Dejoy took a number of scheduling, organizational and cost-cutting measures that quickly threw the service into disarray. I spoke to a number of mail carriers last fall who told me that the biggest problem with Dejoy’s directives was in keeping carriers and sorters to strict schedules. In the past, carriers might wait a little longer for a delivery to come in or even head back at lunchtime. Under Dejoy, you left at the scheduled time and didn’t swing back.

Before the pandemic, the USPS was able to deliver more than 95% of its mail on time. That took a hit through the tough summer but the service was able to do a good job through the election. The holidays, however, sent the post office reeling. On-time delivery rates fall below 40%. Everything from holiday cards to prescription drugs got stuck in a postal purgatory – a backlog so great it took months to catch up. Today, things are better, but still poor, with on-time delivery only back up to 83% according to a recent report by NPR.

Last month, Dejoy unveiled a 10-year plan to “achieve financial stability and service excellence.” Part of that plan, as has been widely reported, requires lowering service standards, which Dejoy argues were never achievable to begin with. President Joe Biden, meanwhile, has nominated new members of a governing board to which Dejoy answers, a move that is a first step in getting rid of the embattled postmaster general. It’s a move that I don’t think can come soon enough.

A good deal of the USPS’s fiscal losses is due to an onerous requirement that the service prepay the benefits and pensions of its anticipated retirees. A quick change in that retirement could go a long way to make the service financially sound.

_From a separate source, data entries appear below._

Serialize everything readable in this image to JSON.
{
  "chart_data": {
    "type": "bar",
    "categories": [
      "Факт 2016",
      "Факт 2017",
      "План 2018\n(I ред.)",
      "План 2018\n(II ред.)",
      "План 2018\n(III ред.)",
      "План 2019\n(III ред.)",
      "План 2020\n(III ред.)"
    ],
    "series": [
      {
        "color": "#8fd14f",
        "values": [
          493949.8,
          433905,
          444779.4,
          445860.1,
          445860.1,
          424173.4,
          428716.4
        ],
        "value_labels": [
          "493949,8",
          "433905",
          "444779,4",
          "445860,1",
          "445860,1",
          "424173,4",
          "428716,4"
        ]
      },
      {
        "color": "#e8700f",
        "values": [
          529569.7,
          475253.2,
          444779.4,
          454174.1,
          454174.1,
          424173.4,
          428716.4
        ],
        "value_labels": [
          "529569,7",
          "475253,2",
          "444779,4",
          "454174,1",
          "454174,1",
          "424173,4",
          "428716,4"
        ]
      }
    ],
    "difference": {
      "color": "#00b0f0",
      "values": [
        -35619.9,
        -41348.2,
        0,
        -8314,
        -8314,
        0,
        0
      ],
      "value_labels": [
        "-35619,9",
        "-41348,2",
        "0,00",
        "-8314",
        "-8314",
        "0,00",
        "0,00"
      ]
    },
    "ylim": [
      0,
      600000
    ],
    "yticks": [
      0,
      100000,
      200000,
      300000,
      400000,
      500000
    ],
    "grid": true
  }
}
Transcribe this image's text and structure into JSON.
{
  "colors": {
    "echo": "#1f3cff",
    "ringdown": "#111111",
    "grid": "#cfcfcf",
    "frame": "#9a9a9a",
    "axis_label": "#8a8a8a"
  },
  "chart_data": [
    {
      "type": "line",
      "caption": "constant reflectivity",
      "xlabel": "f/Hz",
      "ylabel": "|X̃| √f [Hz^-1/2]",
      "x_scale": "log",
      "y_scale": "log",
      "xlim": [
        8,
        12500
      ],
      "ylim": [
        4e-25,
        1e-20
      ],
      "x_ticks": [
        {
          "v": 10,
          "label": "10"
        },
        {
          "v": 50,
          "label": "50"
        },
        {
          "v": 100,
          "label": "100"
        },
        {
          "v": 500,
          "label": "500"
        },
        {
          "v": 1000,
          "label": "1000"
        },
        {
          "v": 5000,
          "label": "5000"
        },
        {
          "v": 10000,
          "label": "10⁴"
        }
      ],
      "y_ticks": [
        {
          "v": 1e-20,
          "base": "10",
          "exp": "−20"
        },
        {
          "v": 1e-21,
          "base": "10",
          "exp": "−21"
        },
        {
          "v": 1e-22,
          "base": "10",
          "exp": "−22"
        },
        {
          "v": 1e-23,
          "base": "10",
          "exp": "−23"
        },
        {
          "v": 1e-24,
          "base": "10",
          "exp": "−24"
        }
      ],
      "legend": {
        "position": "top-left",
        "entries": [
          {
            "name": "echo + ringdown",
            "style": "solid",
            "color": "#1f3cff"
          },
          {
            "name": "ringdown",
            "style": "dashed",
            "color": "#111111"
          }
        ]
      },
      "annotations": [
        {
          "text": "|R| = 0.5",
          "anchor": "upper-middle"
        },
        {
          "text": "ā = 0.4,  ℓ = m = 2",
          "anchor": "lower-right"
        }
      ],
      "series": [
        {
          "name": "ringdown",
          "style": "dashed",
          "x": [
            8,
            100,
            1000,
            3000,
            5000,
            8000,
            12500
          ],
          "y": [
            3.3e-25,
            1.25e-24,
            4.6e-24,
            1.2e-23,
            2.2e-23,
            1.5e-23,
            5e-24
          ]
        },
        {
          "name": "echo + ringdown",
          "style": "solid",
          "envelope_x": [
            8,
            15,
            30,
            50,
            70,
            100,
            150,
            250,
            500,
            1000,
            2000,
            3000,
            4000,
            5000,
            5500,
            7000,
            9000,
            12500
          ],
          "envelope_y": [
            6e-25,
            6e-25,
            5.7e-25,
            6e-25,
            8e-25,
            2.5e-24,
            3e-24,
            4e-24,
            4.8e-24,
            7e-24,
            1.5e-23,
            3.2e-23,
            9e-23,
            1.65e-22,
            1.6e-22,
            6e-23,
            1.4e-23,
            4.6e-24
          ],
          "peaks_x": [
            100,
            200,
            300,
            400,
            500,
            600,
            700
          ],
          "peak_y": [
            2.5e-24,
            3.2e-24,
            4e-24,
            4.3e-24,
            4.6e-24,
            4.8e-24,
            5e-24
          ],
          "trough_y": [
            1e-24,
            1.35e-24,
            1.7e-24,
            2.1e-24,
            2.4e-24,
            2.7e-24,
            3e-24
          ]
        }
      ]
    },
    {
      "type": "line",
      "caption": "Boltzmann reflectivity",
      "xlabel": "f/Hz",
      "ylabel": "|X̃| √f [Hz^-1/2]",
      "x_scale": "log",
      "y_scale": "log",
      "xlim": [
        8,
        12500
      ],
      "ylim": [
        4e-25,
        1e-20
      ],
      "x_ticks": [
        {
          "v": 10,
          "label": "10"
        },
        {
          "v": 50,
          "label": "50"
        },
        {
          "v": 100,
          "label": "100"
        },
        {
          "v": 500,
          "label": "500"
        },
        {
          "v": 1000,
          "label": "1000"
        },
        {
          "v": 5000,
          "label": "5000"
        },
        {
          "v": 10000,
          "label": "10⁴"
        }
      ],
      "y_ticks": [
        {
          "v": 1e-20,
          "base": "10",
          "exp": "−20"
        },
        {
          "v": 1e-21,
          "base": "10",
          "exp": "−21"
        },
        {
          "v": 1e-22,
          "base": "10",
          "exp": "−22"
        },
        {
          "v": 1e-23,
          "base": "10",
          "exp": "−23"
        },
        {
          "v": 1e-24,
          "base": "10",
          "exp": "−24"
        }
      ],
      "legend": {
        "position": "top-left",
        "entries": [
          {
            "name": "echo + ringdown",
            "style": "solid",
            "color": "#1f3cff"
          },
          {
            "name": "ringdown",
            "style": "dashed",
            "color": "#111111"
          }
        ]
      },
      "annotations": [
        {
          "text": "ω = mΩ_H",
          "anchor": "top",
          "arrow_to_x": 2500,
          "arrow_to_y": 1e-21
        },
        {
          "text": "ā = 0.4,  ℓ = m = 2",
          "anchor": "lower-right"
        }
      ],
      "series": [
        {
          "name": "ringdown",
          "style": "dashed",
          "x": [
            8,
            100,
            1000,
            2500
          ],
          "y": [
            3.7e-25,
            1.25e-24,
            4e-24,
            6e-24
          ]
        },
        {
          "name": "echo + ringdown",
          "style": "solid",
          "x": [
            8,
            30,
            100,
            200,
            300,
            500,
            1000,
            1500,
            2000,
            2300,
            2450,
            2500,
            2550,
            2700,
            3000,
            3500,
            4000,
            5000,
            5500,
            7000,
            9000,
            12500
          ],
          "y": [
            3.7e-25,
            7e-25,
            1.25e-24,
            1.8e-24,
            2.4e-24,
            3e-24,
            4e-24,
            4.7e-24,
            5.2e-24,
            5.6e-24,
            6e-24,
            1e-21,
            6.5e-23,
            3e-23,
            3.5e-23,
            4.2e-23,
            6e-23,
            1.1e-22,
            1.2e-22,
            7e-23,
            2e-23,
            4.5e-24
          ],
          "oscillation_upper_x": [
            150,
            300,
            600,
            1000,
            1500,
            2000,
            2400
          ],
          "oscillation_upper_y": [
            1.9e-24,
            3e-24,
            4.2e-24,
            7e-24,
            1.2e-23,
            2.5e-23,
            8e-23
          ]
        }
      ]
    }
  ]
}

Dejoy’s meddling clearly cost the US Post Office at least two of its most valuable assets – its reliability and its reputation. Before he took over, the service was one of the most favorably regarded divisions of the federal government. And for good reason. Until this year, no matter what I mailed or had mailed to me, it got where it was going and almost always on time, if not better.

While there are plenty of big problems facing the country right now, a reliable post office is an essential service for regular residential and business customers alike. We deserve a lot better than we’ve been getting. A postmaster general focused on restoring that service would be a step in the right direction.